Fundraising for the memorial was a transpacific effort.
Organizers, including memorial committee President James Ro, helped to select eight people to lead a campaign in South Korea.
Through its Ministry of Veteran Affairs, the South Korean government donated $240,000.
And South Koreans like Jian Ra, 13, gave.
Ra’s grandfather was a leader of the fundraising campaign, and after researching the Korean War, Ra donated $5,000 from her savings.
As donations slowed last year during the COVID-19 pandemic, Pak approached the South Korean consulate in Los Angeles.
The consulate agreed to issue a plaque of appreciation to people who gave $1,000 or more.
Their photos would be published in a Korean language newspaper, putting their generosity on display for the whole community.
Building the monument is “the honorable thing to do,” said Kyung Jae Park, South Korea’s consul general in Los Angeles.
Park expects that South Koreans visiting California will stop by the memorial in between Disneyland and spending time with relatives.
“They will also bring their children here to learn an important lesson,” Park said.
Yuna Lee, a junior at Sonora High School in La Habra, hopes the memorial will educate her peers about the Korean War.
“The people who died are very close to our age, yet I was shocked that many youths did not even learn about the war,” she said.
For military members and veterans, the memorial is a reminder of their colleagues’ sacrifice.
“Behind every name, there’s not just a story of how they died.

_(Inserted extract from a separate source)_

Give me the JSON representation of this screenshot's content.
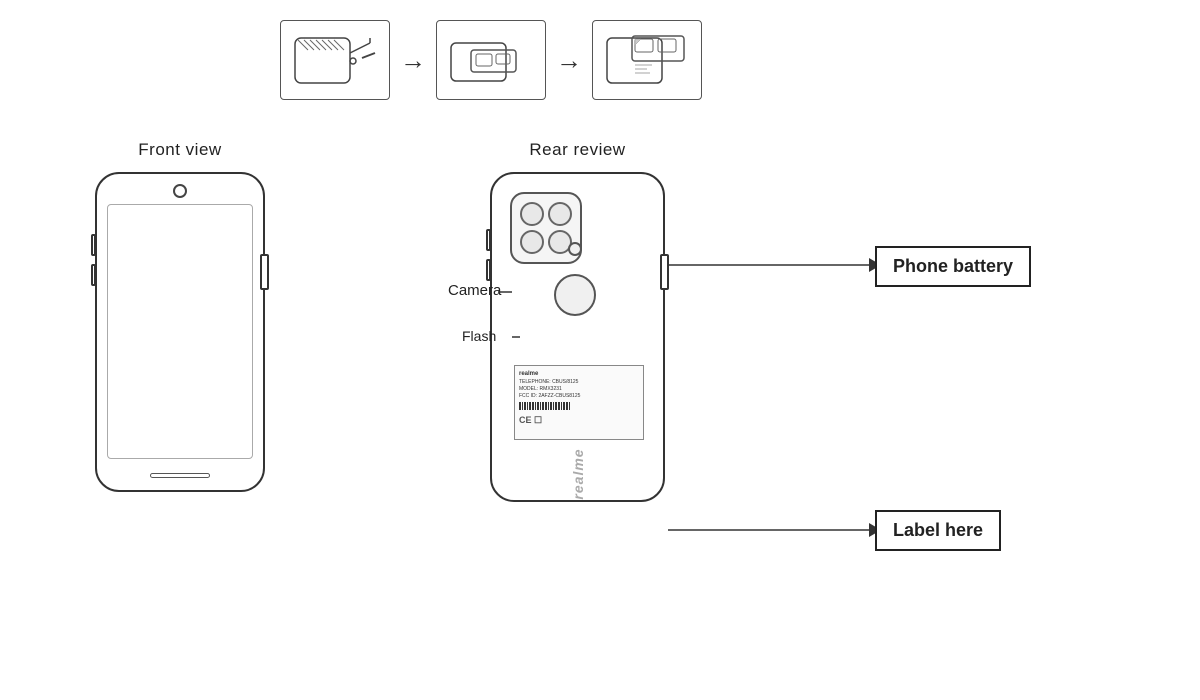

There’s a story of what they left behind,” said Brig. Gen. Robert T. Wooldridge, deputy commanding general of the Army’s 40th Infantry Division.
More than 300 of the fallen etched on the memorial were members of Wooldridge’s unit.
They include Cpl. Clifton Speicher, who died defending his squad against mortar and machine-gun attacks near Minarigol in 1952.
Another member of the 40th, Sgt. Gilbert Collier, ran out of ammunition near Tutayon in 1953. He died after killing enemy soldiers in hand-to-hand combat and rescuing his commanding officer.
Both men received the U.S. military’s highest award for valor, the Medal of Honor.
The youngest surviving Korean War veterans are in their 80s. They have spent their lives reminding people of the conflict that was overshadowed in the American consciousness by Vietnam.
“That memorial means the world to me,” said Roman Morales, 91, of Covina, a veteran of the 40th Infantry Division.
The former Army mechanic comes from a family of five brothers, all of whom served in the military.
Morales, who was 22 when he went to Korea, has posed for photos in front of the memorial and shared them on Facebook with friends and fellow veterans as well as the relatives of long-gone soldiers he fought with.
He has visited South Korea three times, at the invitation of Korean civic and church groups who “treated us like royalty.”
“We did not know where we were going. We did not know the Korean people, who are incredible people,” Morales said. “We just knew we had important jobs to do.”